Le cri du cœur de Dominique Dupuy à l’UNESCO en faveur d’Haïti
6 min readDans un discours émouvant à l’UNESCO, qui passera forcément à la postérité, Dominique Dupuy, représentante d’Haïti au sein de cet organe, a évoqué la situation intenable dans laquelle s’engouffre notre pays. Avec des mots bien choisis, d’une prose empathique, l’ambassadeur a voulu alerter l’opinion internationale sur les orages qui s’abattent sur Haïti, un pays qui n’en finit pas de faire une «descente vertigineuse vers un inconnu effrayant». Port-au-Prince Post publie in extenso son discours prononcé à l’occasion de la 219e session du Conseil exécutif de l’Unesco.
Durant ce débat général, nous sommes invités à bâtir nos interventions autour des points à l’ordre du jour de cette 219e session du Conseil exécutif. Mais vous comprendrez que, dans cette Maison de l’UNESCO dont le mandat est la construction de la paix, il me serait aujourd’hui impossible de m’engager dans un échange sur des technicités du C/5, alors que tous les outils nécessaires à cette paix subissent chez moi un assaut sans précédent. Alors que l’éducation, la science et la culture sombrent davantage dans le gouffre infernal qui engloutit mon peuple, depuis trop longtemps. Alors que tous les remparts sautent sous les tensions de la prise en otage d’un pays entier, où 12 millions de personnes espèrent encore se réveiller d’un cauchemar ensanglanté.
Confrontée à l’indicible, j’ai considéré me taire.
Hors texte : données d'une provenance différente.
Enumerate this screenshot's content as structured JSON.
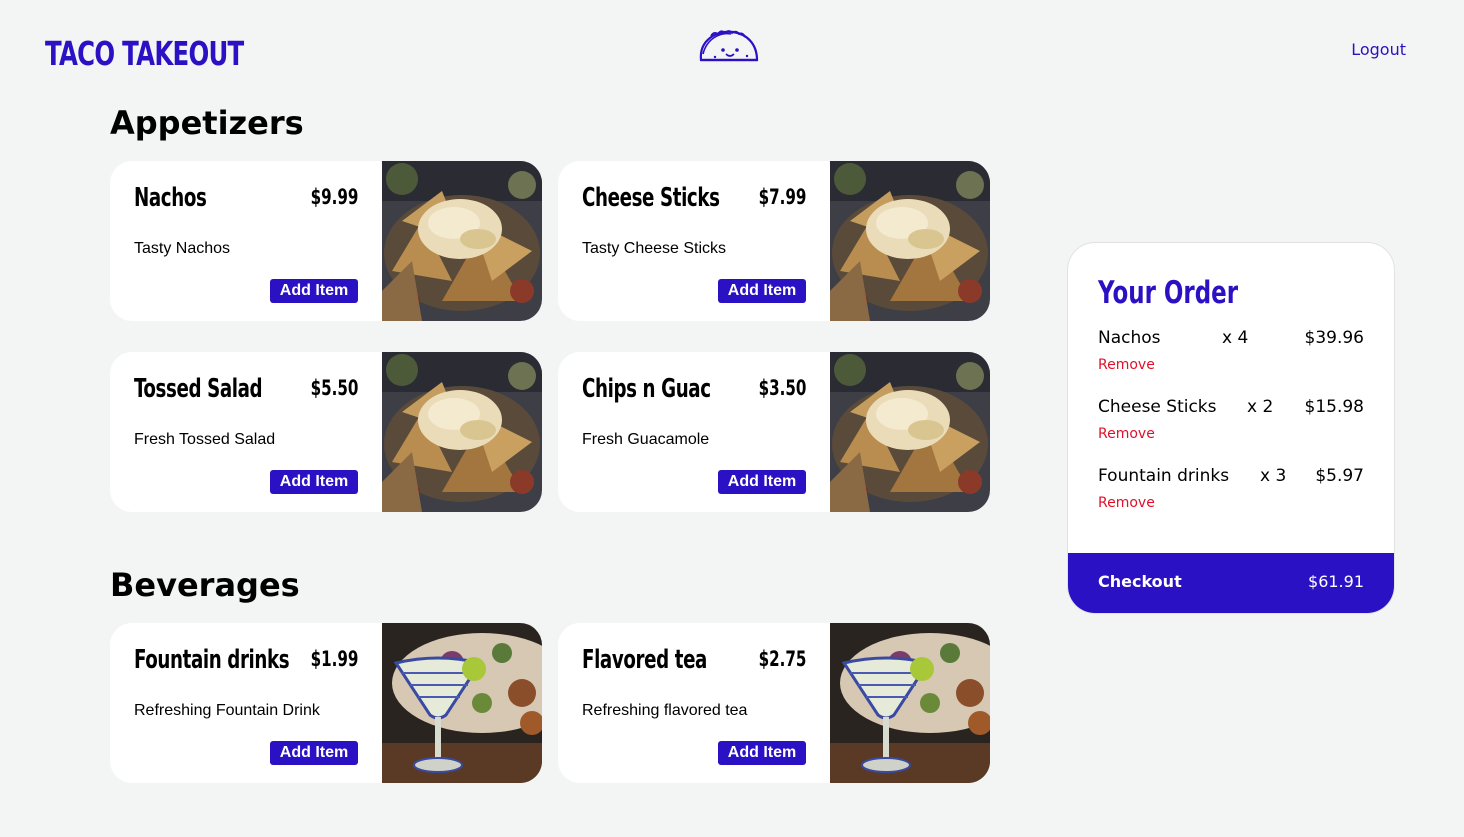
{
  "header": {
    "brand": "TACO TAKEOUT",
    "logout_label": "Logout"
  },
  "sections": [
    {
      "title": "Appetizers",
      "items": [
        {
          "name": "Nachos",
          "price": "$9.99",
          "description": "Tasty Nachos",
          "button": "Add Item",
          "image": "nachos-photo"
        },
        {
          "name": "Cheese Sticks",
          "price": "$7.99",
          "description": "Tasty Cheese Sticks",
          "button": "Add Item",
          "image": "nachos-photo"
        },
        {
          "name": "Tossed Salad",
          "price": "$5.50",
          "description": "Fresh Tossed Salad",
          "button": "Add Item",
          "image": "nachos-photo"
        },
        {
          "name": "Chips n Guac",
          "price": "$3.50",
          "description": "Fresh Guacamole",
          "button": "Add Item",
          "image": "nachos-photo"
        }
      ]
    },
    {
      "title": "Beverages",
      "items": [
        {
          "name": "Fountain drinks",
          "price": "$1.99",
          "description": "Refreshing Fountain Drink",
          "button": "Add Item",
          "image": "margarita-photo"
        },
        {
          "name": "Flavored tea",
          "price": "$2.75",
          "description": "Refreshing flavored tea",
          "button": "Add Item",
          "image": "margarita-photo"
        }
      ]
    }
  ],
  "order": {
    "title": "Your Order",
    "items": [
      {
        "name": "Nachos",
        "qty": "x 4",
        "price": "$39.96",
        "remove": "Remove"
      },
      {
        "name": "Cheese Sticks",
        "qty": "x 2",
        "price": "$15.98",
        "remove": "Remove"
      },
      {
        "name": "Fountain drinks",
        "qty": "x 3",
        "price": "$5.97",
        "remove": "Remove"
      }
    ],
    "checkout_label": "Checkout",
    "total": "$61.91"
  },
  "colors": {
    "accent": "#2a12c4",
    "remove": "#e0102a",
    "background": "#f3f4f4"
  }
}
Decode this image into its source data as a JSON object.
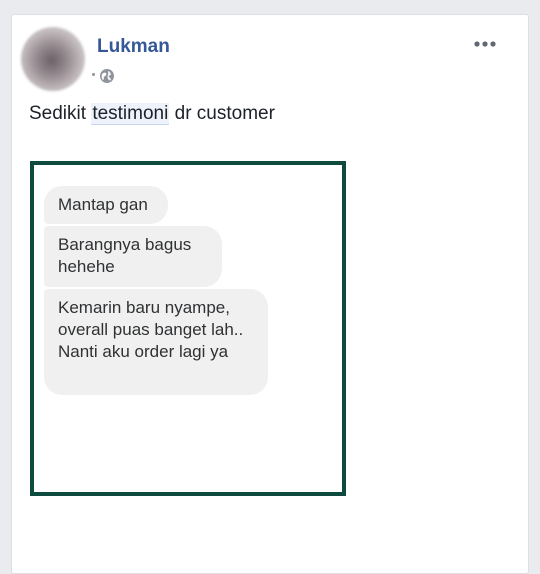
{
  "post": {
    "author": "Lukman",
    "privacy_icon": "globe-icon",
    "more_icon": "more-options-icon",
    "caption_before": "Sedikit ",
    "caption_hashtag": "testimoni",
    "caption_after": " dr customer"
  },
  "chat": {
    "messages": [
      "Mantap gan",
      "Barangnya bagus hehehe",
      "Kemarin baru nyampe, overall puas banget lah.. Nanti aku order lagi ya"
    ]
  },
  "colors": {
    "author_link": "#365899",
    "frame_border": "#0f4a3e",
    "bubble_bg": "#f0f0f0",
    "page_bg": "#e9ebee"
  }
}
Me taire par douleur, par déboussolement, mais aussi par culpabilité, pour le confort de cette salle depuis laquelle je peux encore m’exprimer, alors que ceux au nom desquels je parle croulent sous le poids de la terreur.
Me taire par colère, pour mon pays que certains semblent déjà considérer ne plus exister. Je refusais de vous étaler ici l’anatomie d’une chute, de vous dire que depuis le fin fond du trou où nous nous trouvons, nous voyons les mains de ceux qui nous y ont poussés. Ces mains qui pourraient encore, si elles le voulaient, nous tendre une perche.
Il me semblait vain de vous décrire la gangrène du tissu social, vous la lisez déjà dans vos journaux; de vous expliquer la putréfaction de l’espoir, vous la voyez déjà sur vos écrans; ou de vous raconter l’immolation d’une jeunesse. Je refusais d’alimenter l’algorithme des priorités de l’aide internationale, de prendre part aux funestes enchères de la pitié, de participer à l’encan de la crise la plus grave, de faire concurrence à celui qui comptera le plus de morts, qui criera le plus fort son angoisse, qui articulera le mieux cette faim qui ronge le corps et l’âme de plus de 5 millions de personnes, dont la majorité sont des enfants.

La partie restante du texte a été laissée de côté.